For some time, I have been thinking about complexity in supply chains. Sometimes people say that supply chain management is not rocket science. My response is that supply chain management is in fact much more complex than rocket science.
I would like to have a better understanding of what drives complexity in a supply chain, and I have also been reflecting on if and how it could be possible compare two supply chains in terms of their complexity. In this post, I will give my own first shot at categorising drivers of supply chain complexity, and I share some thoughts on what I think a measure of supply chain complexity should satisfy.
Drivers of Complexity in Supply Chains
I think that complexity drivers take many different forms, depending on the type of supply chain and the specifics of the situation. In the following I suggest four general categories, which I think can be applied to classify complexity drivers.
Numerousness
A classic starting point when discussing complexity is the number of “stock keeping units” (SKU’s) or product identifiers i.e., the number of specific materials sold or handled by the supply chain. But there are also other relevant sets than just materials in the supply chain, such as processes, suppliers, locations.
Constraints
Different types of constraints add complexity to managing supply chains. Some standard examples are:
- Capacity
- Supply lead time (for inbound materials)
- Shelf life
- Storage conditions
- Regulatory requirements (e.g., taxes, customs, traceability)
Interactions
In the book “Complexity – A Guided Tour”, Melanie Mitchell describes how, in general complex systems, not only the number of elements drive complex behaviour, but interactions between the elements are perhaps even more important.

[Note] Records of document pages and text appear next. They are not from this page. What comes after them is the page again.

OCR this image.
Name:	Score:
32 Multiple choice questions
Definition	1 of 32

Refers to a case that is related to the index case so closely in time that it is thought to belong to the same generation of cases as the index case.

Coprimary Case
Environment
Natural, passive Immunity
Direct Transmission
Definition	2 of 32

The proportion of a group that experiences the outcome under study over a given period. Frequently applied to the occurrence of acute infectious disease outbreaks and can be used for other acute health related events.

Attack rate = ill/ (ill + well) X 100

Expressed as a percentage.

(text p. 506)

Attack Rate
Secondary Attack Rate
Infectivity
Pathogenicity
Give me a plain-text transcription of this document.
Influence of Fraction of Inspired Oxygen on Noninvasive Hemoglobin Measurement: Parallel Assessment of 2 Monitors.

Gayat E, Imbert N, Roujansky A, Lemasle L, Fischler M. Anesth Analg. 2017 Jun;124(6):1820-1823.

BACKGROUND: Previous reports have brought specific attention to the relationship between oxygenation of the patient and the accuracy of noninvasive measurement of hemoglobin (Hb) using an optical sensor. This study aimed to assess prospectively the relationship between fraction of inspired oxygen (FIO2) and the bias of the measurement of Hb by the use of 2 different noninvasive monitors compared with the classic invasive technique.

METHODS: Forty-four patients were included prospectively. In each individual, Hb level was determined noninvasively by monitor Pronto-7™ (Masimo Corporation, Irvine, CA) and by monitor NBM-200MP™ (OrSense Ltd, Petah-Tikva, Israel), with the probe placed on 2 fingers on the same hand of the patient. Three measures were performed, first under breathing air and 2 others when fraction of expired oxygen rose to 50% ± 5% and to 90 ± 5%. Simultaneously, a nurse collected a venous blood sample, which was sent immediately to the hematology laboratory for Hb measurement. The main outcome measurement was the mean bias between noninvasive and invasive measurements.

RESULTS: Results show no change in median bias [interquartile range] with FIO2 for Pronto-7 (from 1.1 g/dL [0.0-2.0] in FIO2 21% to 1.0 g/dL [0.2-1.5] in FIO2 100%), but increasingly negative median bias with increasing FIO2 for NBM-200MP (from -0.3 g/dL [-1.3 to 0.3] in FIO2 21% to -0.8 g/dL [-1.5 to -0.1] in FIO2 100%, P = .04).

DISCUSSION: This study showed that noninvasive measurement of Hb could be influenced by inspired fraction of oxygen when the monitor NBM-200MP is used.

Some obvious examples of interactions in supply chains which drive complexity are given below, but it covers only a small fraction of interactions
- Correlation in demand
- Shared resources
- Relationships of materials being used for production of other materials
- Change over on production lines between different products
- Dependencies e.g., between processes in the chain and on key suppliers or customers
- Communication and exchange of information
Such relations mean that events affecting one item often also has derived effects on other items, and these effects can ripple throughout the supply chain in ways, which are difficult to assess and understand.
Variability & Uncertainty
Variability means that things are irregular. Demand varies or process time varies, or capacity varies due to vacation or maintenance. Variability drives complexity, even if it were 100% predictably, but this is usually not the case.
Variability is often coupled to uncertainty, meaning that the variability cannot be predicted precisely. In most supply chains there is uncertainty in demand, and supply processes can also have hard to predict variability, either in lead time or capacity availability. Uncertainty makes planning and managing of the supply chain even more complicated.
Structure and Dynamics
I think it is relevant to distinguish between complexity in structure and complexity driven by dynamics. Roughly, I think it can be said that numerousness and constraints are primarily related to structure, while interactions and variability are primarily related to dynamics. But structure also have significant impact on dynamic effects, so a clear-cut distinction is difficult to make.
Measuring Supply Chain Complexity
The examples of drivers of complexity which I have put forward above is far from comprehensive, and different supply chains will have different complexity drivers and will not be impacted the same from shared drivers. But would it be possible to create a measure, so that we could still quantify and compare supply chain complexity across industries?
Requirements
What would be the requirements for such a supply chain complexity measure?
Ideally, the measure should make possible to compare two supply chains and conclude which one is more complex. And the result should make sense.
The measure should be uniquely defined, meaning that if two persons were to measure the complexity of the same supply chain, they would reach the same result (assuming they had the same information and made no calculation errors).
Also, I think it should be possible to combine the measure for two parts of a supply chain (e.g., two functions within the same company) to get a total measure for the combined supply chain.
At the same time, the measure should be based on numbers, which are easily available, so that it is possible to calculate in practice.
A Possible Structure
The question is, if it is possible to find a measure, which satisfy all of the above? Probably not – a measure satisfying the first properties will probably be so complex that it cannot also satisfy the requirements of availability and ease of use.
A first idea would be a combination of measures related to the categories suggested above, e.g.
![\[ \mathrm{Supply\ Chain\ Complexity} = N \times I \times V \]](https://supplychaindynamics.eu/wp-content/ql-cache/quicklatex.com-d1f64ed525ad57f2158e142fe77c4565_l3.png "Rendered by QuickLaTeX.com")
where N is a measure of numerousness, I is a measure of interaction and constraint complexity, and V is a measure of variability and uncertainty.
It probably requires a lot of work to define N, I, and V so that a measure of this form satisfies all of the requirements listed above, if it is at all feasible. However, it could be possible to find definitions which are simple enough that they could be estimated in practice to create a usable measure. I hope to get back to this in a later post, but any thoughts and ideas would be welcome.